Gene expression microarray technologies are widely used across most areas of biological and medical research. Comparing and integrating microarray data from different experiments would be very useful, but is currently very challenging due to the experimental and hybridization conditions, as well as data preprocessing and normalization methods. Furthermore, even in the case of the widely-used, industry-standard Affymetrix oligonucleotide microarrays, the various array generations have different probe sets representing different genes, hindering the data integration.

Results

In this study our objective is to find systematic approaches to normalize the data emerging from different Affymetrix array generations and from different laboratories. We compare and assess the accuracy of five normalization methods for Affymetrix gene expression data using 6,926 Affymetrix experiments from five array generations. The methods that we compare include 1) standardization, 2) housekeeping gene based normalization, 3) equalized quantile normalization, 4) Weibull distribution based normalization and 5) array generation based gene centering.
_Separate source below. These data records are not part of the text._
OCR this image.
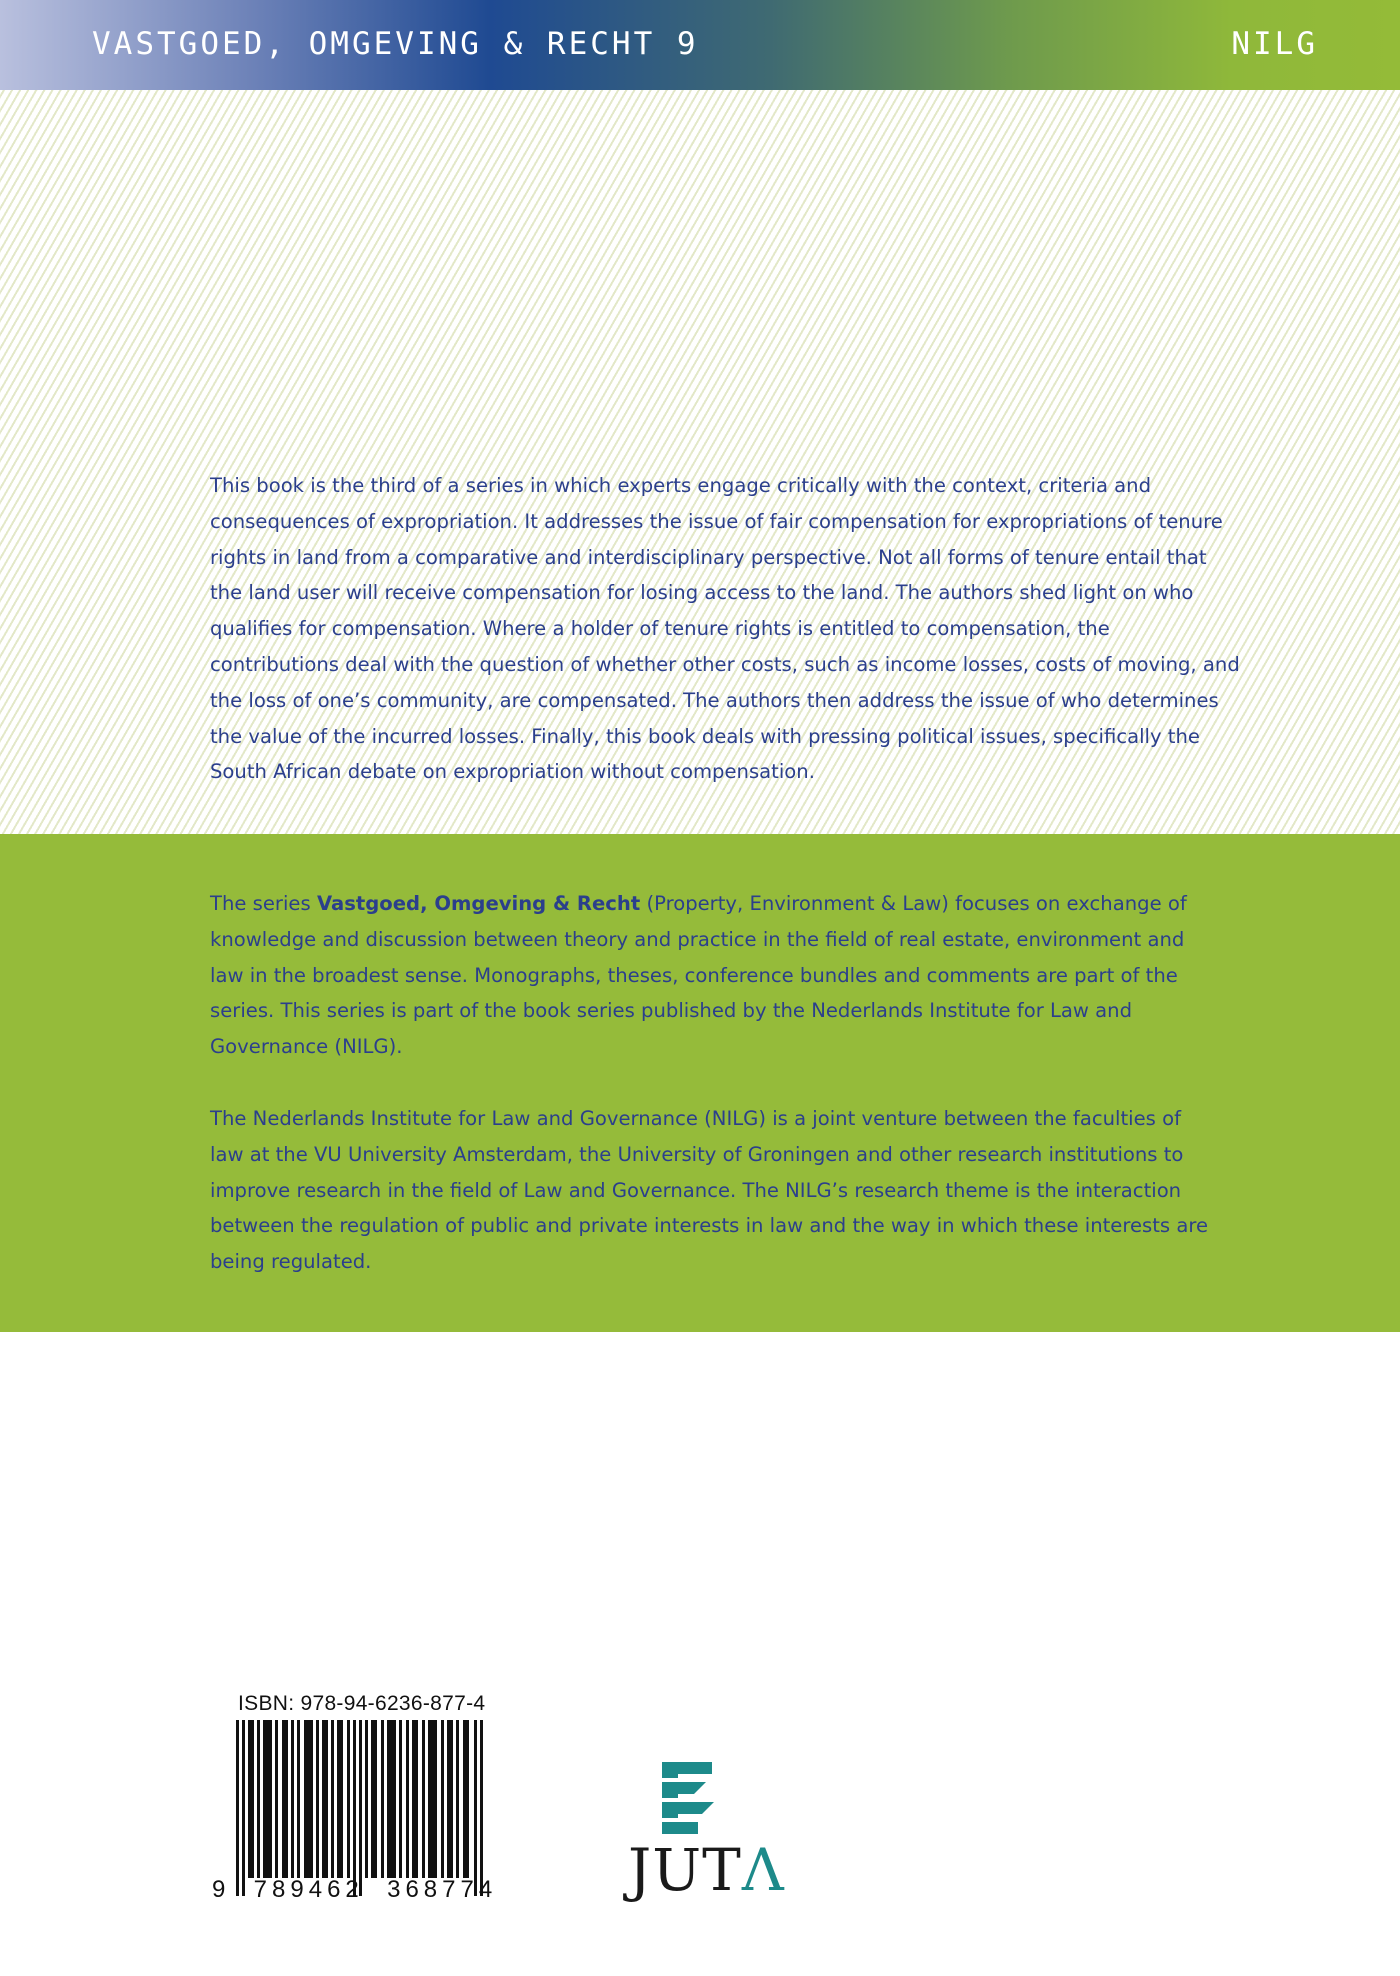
VASTGOED, OMGEVING & RECHT 9	NILG

This book is the third of a series in which experts engage critically with the context, criteria and consequences of expropriation. It addresses the issue of fair compensation for expropriations of tenure rights in land from a comparative and interdisciplinary perspective. Not all forms of tenure entail that the land user will receive compensation for losing access to the land. The authors shed light on who qualifies for compensation. Where a holder of tenure rights is entitled to compensation, the contributions deal with the question of whether other costs, such as income losses, costs of moving, and the loss of one’s community, are compensated. The authors then address the issue of who determines the value of the incurred losses. Finally, this book deals with pressing political issues, specifically the South African debate on expropriation without compensation.

The series Vastgoed, Omgeving & Recht (Property, Environment & Law) focuses on exchange of knowledge and discussion between theory and practice in the field of real estate, environment and law in the broadest sense. Monographs, theses, conference bundles and comments are part of the series. This series is part of the book series published by the Nederlands Institute for Law and Governance (NILG).

The Nederlands Institute for Law and Governance (NILG) is a joint venture between the faculties of law at the VU University Amsterdam, the University of Groningen and other research institutions to improve research in the field of Law and Governance. The NILG’s research theme is the interaction between the regulation of public and private interests in law and the way in which these interests are being regulated.

ISBN: 978-94-6236-877-4
9  789462  368774 JUTΛ
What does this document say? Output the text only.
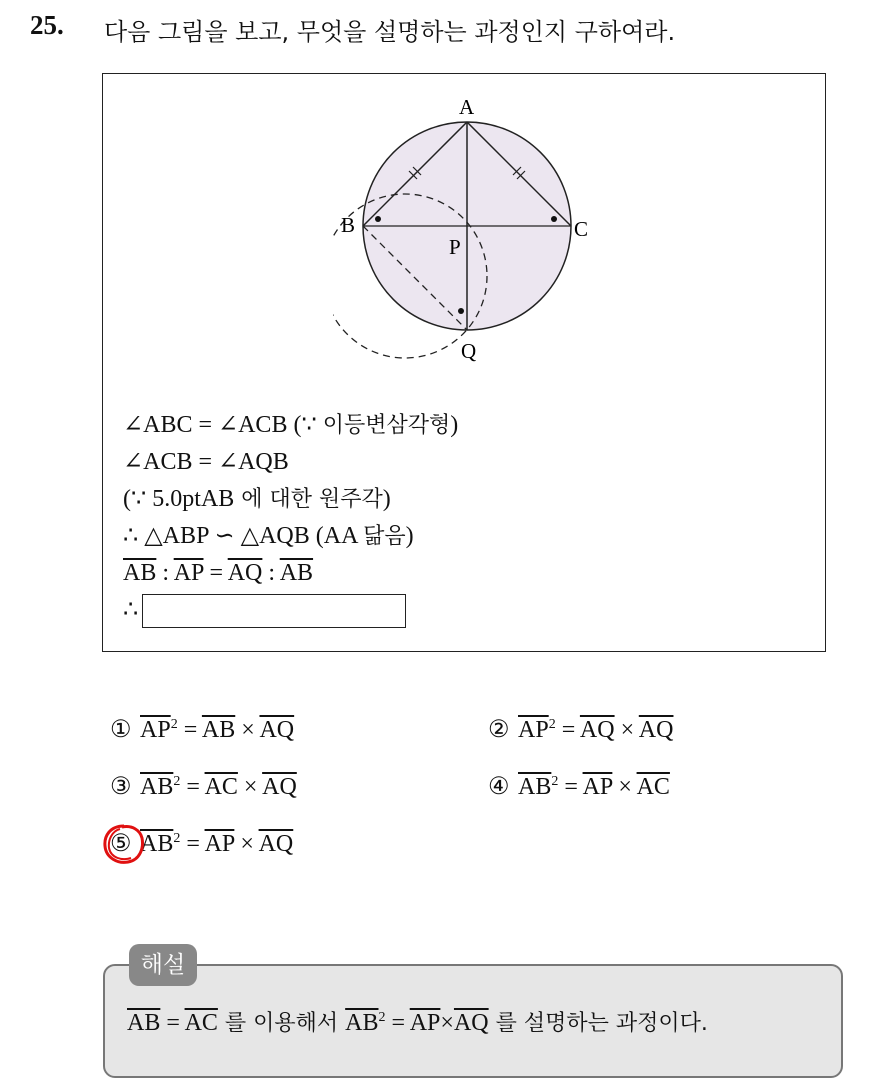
25. 다음 그림을 보고, 무엇을 설명하는 과정인지 구하여라.
A
B	C
P
Q
∠ABC = ∠ACB (∵ 이등변삼각형)
∠ACB = ∠AQB
(∵ 5.0ptAB 에 대한 원주각)
∴ △ABP ∽ △AQB (AA 닮음)
$\overline{AB}$ : $\overline{AP} = \overline{AQ}$ : $\overline{AB}$
∴
① $\overline{AP}^2 = \overline{AB} \times \overline{AQ}$	② $\overline{AP}^2 = \overline{AQ} \times \overline{AQ}$
③ $\overline{AB}^2 = \overline{AC} \times \overline{AQ}$	④ $\overline{AB}^2 = \overline{AP} \times \overline{AC}$
⑤ $\overline{AB}^2 = \overline{AP} \times \overline{AQ}$
해설
$\overline{AB} = \overline{AC}$ 를 이용해서 $\overline{AB}^2 = \overline{AP}\times\overline{AQ}$ 를 설명하는 과정이다.
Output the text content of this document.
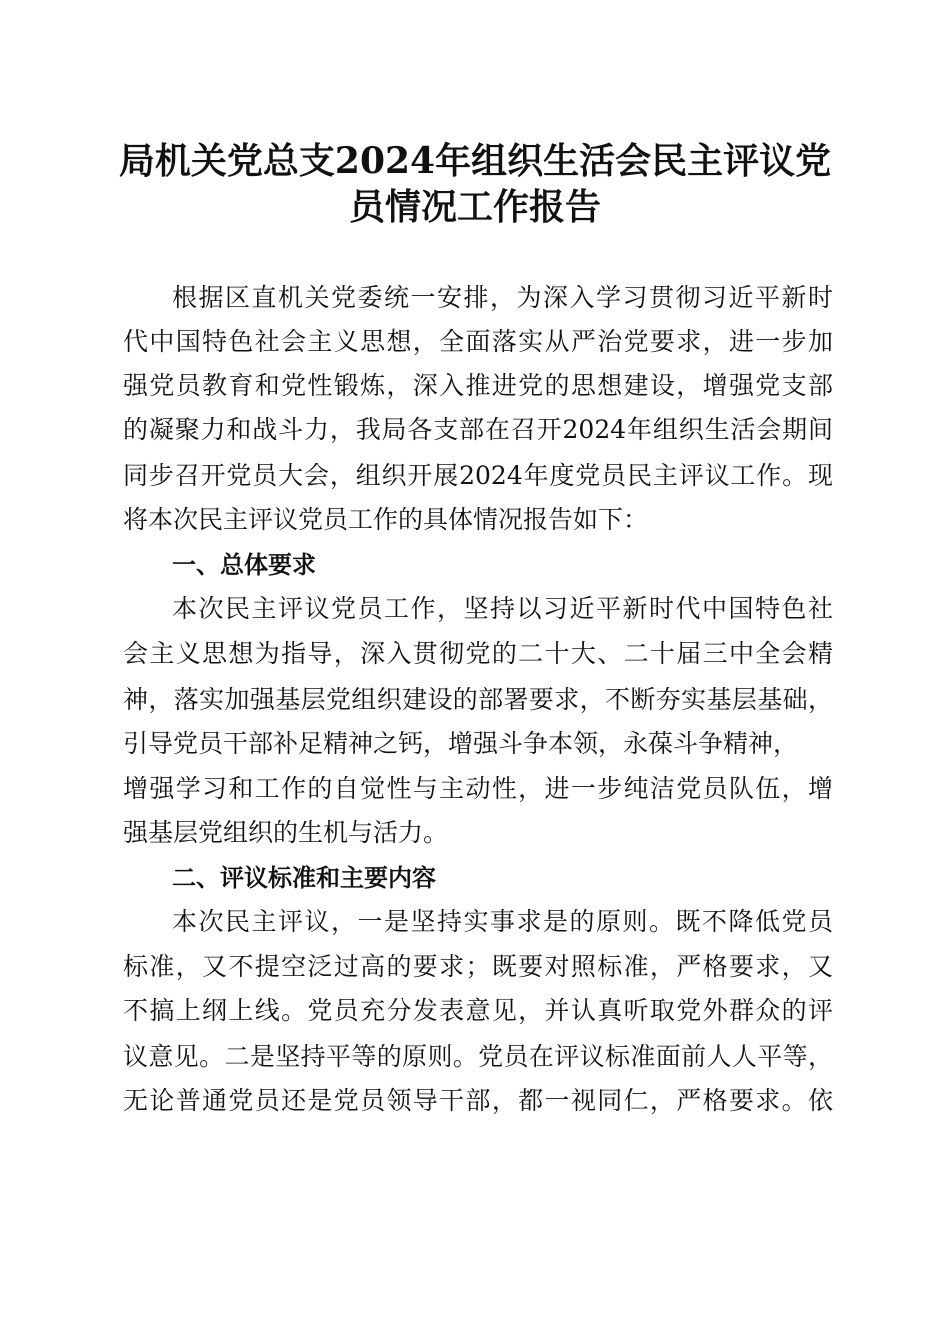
局机关党总支2024年组织生活会民主评议党
员情况工作报告

根据区直机关党委统一安排，为深入学习贯彻习近平新时

代中国特色社会主义思想，全面落实从严治党要求，进一步加

强党员教育和党性锻炼，深入推进党的思想建设，增强党支部

的凝聚力和战斗力，我局各支部在召开2024年组织生活会期间

同步召开党员大会，组织开展2024年度党员民主评议工作。现

将本次民主评议党员工作的具体情况报告如下：

一、总体要求

本次民主评议党员工作，坚持以习近平新时代中国特色社

会主义思想为指导，深入贯彻党的二十大、二十届三中全会精

神，落实加强基层党组织建设的部署要求，不断夯实基层基础，

引导党员干部补足精神之钙，增强斗争本领，永葆斗争精神，

增强学习和工作的自觉性与主动性，进一步纯洁党员队伍，增

强基层党组织的生机与活力。

二、评议标准和主要内容

本次民主评议，一是坚持实事求是的原则。既不降低党员

标准，又不提空泛过高的要求；既要对照标准，严格要求，又

不搞上纲上线。党员充分发表意见，并认真听取党外群众的评

议意见。二是坚持平等的原则。党员在评议标准面前人人平等，

无论普通党员还是党员领导干部，都一视同仁，严格要求。依
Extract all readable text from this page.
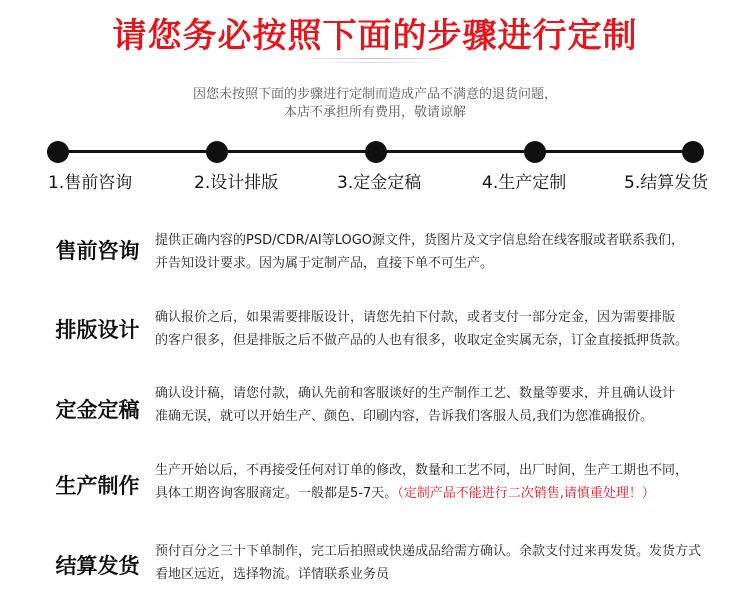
请您务必按照下面的步骤进行定制
因您未按照下面的步骤进行定制而造成产品不满意的退货问题，
本店不承担所有费用，敬请谅解
1.售前咨询	2.设计排版	3.定金定稿	4.生产定制	5.结算发货
售前咨询	提供正确内容的PSD/CDR/AI等LOGO源文件，货图片及文字信息给在线客服或者联系我们，
并告知设计要求。因为属于定制产品，直接下单不可生产。
排版设计
确认报价之后，如果需要排版设计，请您先拍下付款，或者支付一部分定金，因为需要排版
的客户很多，但是排版之后不做产品的人也有很多，收取定金实属无奈，订金直接抵押货款。
定金定稿
确认设计稿，请您付款，确认先前和客服谈好的生产制作工艺、数量等要求，并且确认设计
准确无误，就可以开始生产、颜色、印刷内容，告诉我们客服人员,我们为您准确报价。
生产制作
生产开始以后，不再接受任何对订单的修改，数量和工艺不同，出厂时间，生产工期也不同，
具体工期咨询客服商定。一般都是5-7天。（定制产品不能进行二次销售,请慎重处理！）
结算发货
预付百分之三十下单制作，完工后拍照或快递成品给需方确认。余款支付过来再发货。发货方式
看地区远近，选择物流。详情联系业务员
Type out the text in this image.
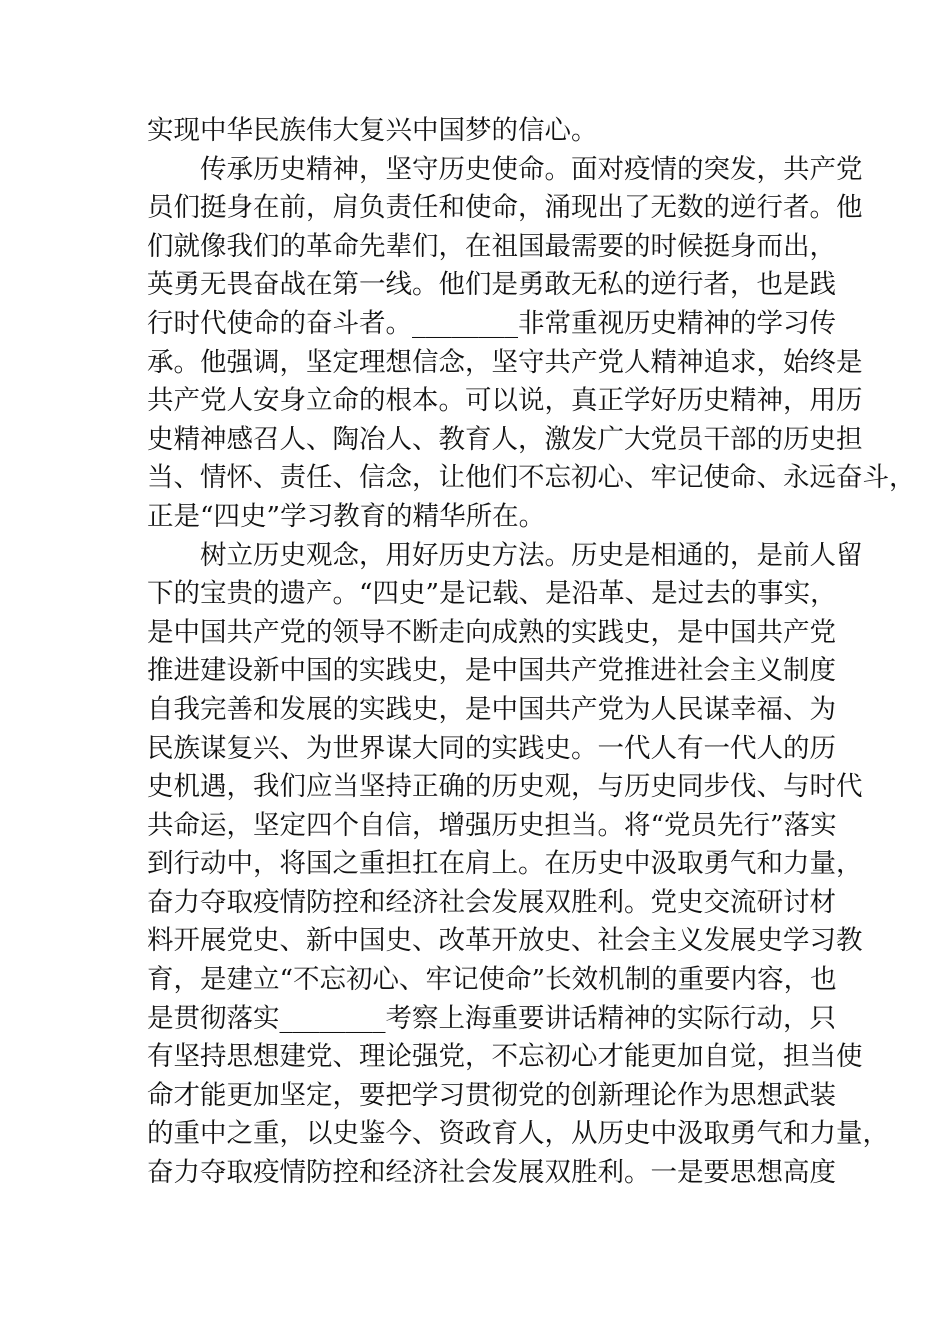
实现中华民族伟大复兴中国梦的信心。
传承历史精神，坚守历史使命。面对疫情的突发，共产党
员们挺身在前，肩负责任和使命，涌现出了无数的逆行者。他
们就像我们的革命先辈们，在祖国最需要的时候挺身而出，
英勇无畏奋战在第一线。他们是勇敢无私的逆行者，也是践
行时代使命的奋斗者。________非常重视历史精神的学习传
承。他强调，坚定理想信念，坚守共产党人精神追求，始终是
共产党人安身立命的根本。可以说，真正学好历史精神，用历
史精神感召人、陶冶人、教育人，激发广大党员干部的历史担
当、情怀、责任、信念，让他们不忘初心、牢记使命、永远奋斗，
正是“四史”学习教育的精华所在。
树立历史观念，用好历史方法。历史是相通的，是前人留
下的宝贵的遗产。“四史”是记载、是沿革、是过去的事实，
是中国共产党的领导不断走向成熟的实践史，是中国共产党
推进建设新中国的实践史，是中国共产党推进社会主义制度
自我完善和发展的实践史，是中国共产党为人民谋幸福、为
民族谋复兴、为世界谋大同的实践史。一代人有一代人的历
史机遇，我们应当坚持正确的历史观，与历史同步伐、与时代
共命运，坚定四个自信，增强历史担当。将“党员先行”落实
到行动中，将国之重担扛在肩上。在历史中汲取勇气和力量，
奋力夺取疫情防控和经济社会发展双胜利。党史交流研讨材
料开展党史、新中国史、改革开放史、社会主义发展史学习教
育，是建立“不忘初心、牢记使命”长效机制的重要内容，也
是贯彻落实________考察上海重要讲话精神的实际行动，只
有坚持思想建党、理论强党，不忘初心才能更加自觉，担当使
命才能更加坚定，要把学习贯彻党的创新理论作为思想武装
的重中之重，以史鉴今、资政育人，从历史中汲取勇气和力量，
奋力夺取疫情防控和经济社会发展双胜利。一是要思想高度
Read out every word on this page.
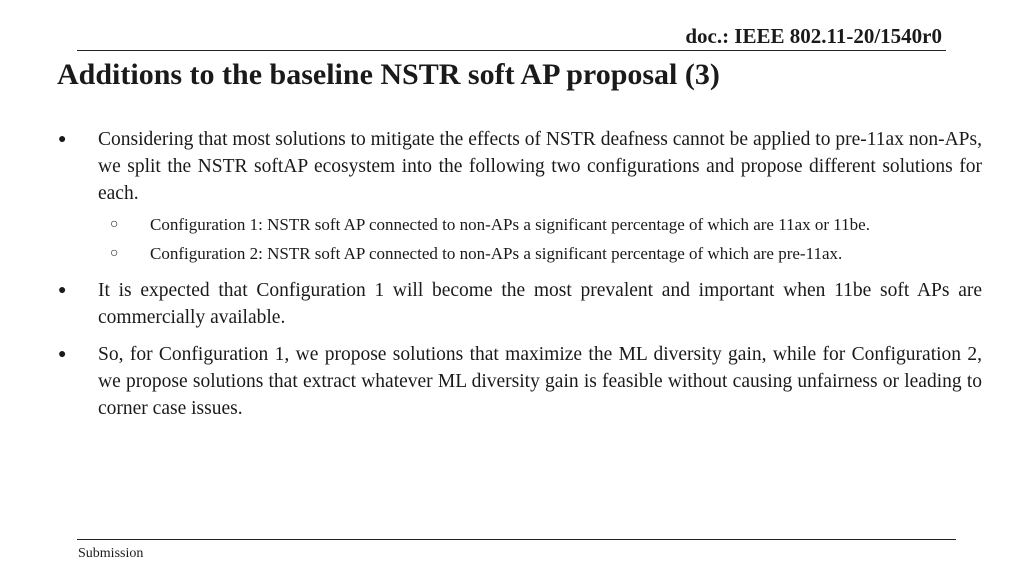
doc.: IEEE 802.11-20/1540r0
Additions to the baseline NSTR soft AP proposal (3)
● Considering that most solutions to mitigate the effects of NSTR deafness cannot be applied to pre-11ax non-APs, we split the NSTR softAP ecosystem into the following two configurations and propose different solutions for each.
○ Configuration 1: NSTR soft AP connected to non-APs a significant percentage of which are 11ax or 11be.
○ Configuration 2: NSTR soft AP connected to non-APs a significant percentage of which are pre-11ax.
● It is expected that Configuration 1 will become the most prevalent and important when 11be soft APs are commercially available.
● So, for Configuration 1, we propose solutions that maximize the ML diversity gain, while for Configuration 2, we propose solutions that extract whatever ML diversity gain is feasible without causing unfairness or leading to corner case issues.
Submission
Our results indicate that the best results are achieved when the data is normalized first within a sample and then between-samples with Array Generation based gene Centering (AGC) normalization.

Conclusion

We conclude that with the AGC method integrating different Affymetrix datasets results in values that are significantly more comparable across the array generations than in the cases where no array generation based normalization is used. The AGC method was found to be the best method for normalizing the data from several different array generations, and achieve comparable gene values across thousands of samples.